German orders show systemic sequential declines in domestic orders, an event that is offset by systematic sequential acceleration in foreign orders. The net result of total orders is an order slowdown over six months and four months that gives way to a sharp rise over three months.
Sector sales, expressed also in real trend, show consumer durable goods sales and intermediate good sales both engaged in alternating behavior.
Early in Q2, German orders show declines overall an in domestic orders that are only partly blunted by a sizeable rise in foreign orders. Sector sales show a real gain in manufacturing, pushed ahead by consumer durables and intermediate goods, against weakness in nondurables and in capital goods. The broad ranking of annual growth rates for sales and orders show abject ranking weakness for orders and all sales, with the sole exception of orders by foreigners—that series has a ranking above its median at the 60.7 percentile mark.

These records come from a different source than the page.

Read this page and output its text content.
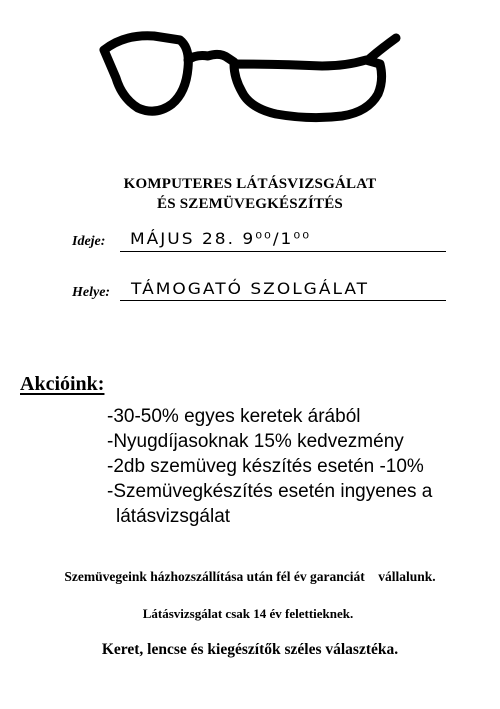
KOMPUTERES LÁTÁSVIZSGÁLAT
ÉS SZEMÜVEGKÉSZÍTÉS
Ideje: MÁJUS 28. 9⁰⁰/1⁰⁰
Helye: TÁMOGATÓ SZOLGÁLAT
Akcióink:
-30-50% egyes keretek árából
-Nyugdíjasoknak 15% kedvezmény
-2db szemüveg készítés esetén -10%
-Szemüvegkészítés esetén ingyenes a
látásvizsgálat
Szemüvegeink házhozszállítása után fél év garanciát    vállalunk.
Látásvizsgálat csak 14 év felettieknek.
Keret, lencse és kiegészítők széles választéka.
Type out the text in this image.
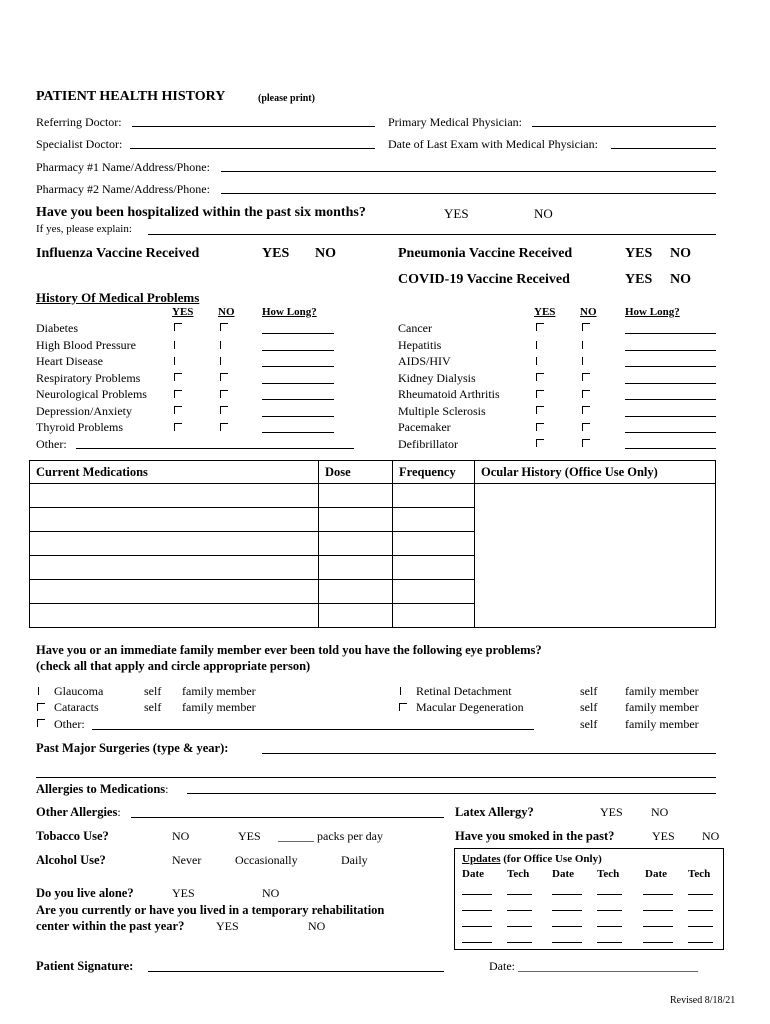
PATIENT HEALTH HISTORY	(please print)
Referring Doctor:	Primary Medical Physician:
Specialist Doctor:	Date of Last Exam with Medical Physician:
Pharmacy #1 Name/Address/Phone:
Pharmacy #2 Name/Address/Phone:
Have you been hospitalized within the past six months?	YES	NO
If yes, please explain:
Influenza Vaccine Received	YES NO	Pneumonia Vaccine Received	YES NO
COVID-19 Vaccine Received	YES NO
History Of Medical Problems
YES NO	How Long?	YES NO	How Long?
Diabetes
High Blood Pressure
Heart Disease
Respiratory Problems
Neurological Problems
Depression/Anxiety
Thyroid Problems
Other:
Cancer
Hepatitis
AIDS/HIV
Kidney Dialysis
Rheumatoid Arthritis
Multiple Sclerosis
Pacemaker
Defibrillator
Current Medications	Dose	Frequency	Ocular History (Office Use Only)

Have you or an immediate family member ever been told you have the following eye problems?
(check all that apply and circle appropriate person)
Glaucoma	self family member
Cataracts	self family member
Other:	self family member
Retinal Detachment	self family member
Macular Degeneration	self family member
Past Major Surgeries (type & year):
Allergies to Medications:
Other Allergies:	Latex Allergy?	YES NO
Tobacco Use?	NO	YES ______ packs per day	Have you smoked in the past?	YES NO
Alcohol Use?	Never	Occasionally	Daily	Updates (for Office Use Only)
Date Tech Date Tech Date Tech
Do you live alone?	YES	NO
Are you currently or have you lived in a temporary rehabilitation
center within the past year?	YES	NO
Patient Signature:	Date: ______________________________
Revised 8/18/21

To compare German industry with other key European sectors, we use the EU industrial confidence gauges. This shows Spain as the only country among Spain, Italy, Germany, and France, with an industrial sector ranking above the 50th percentile mark (above its median reading). All of the manufacturing readings have negative values in April; however, only Germany shows an advance in progression from 12 months to six months to three months.
The industrial order report for April is weak, but there are undercurrents of uptrends embedded in the report. The month’s results and trends may be better than the current month’s topical readings suggest.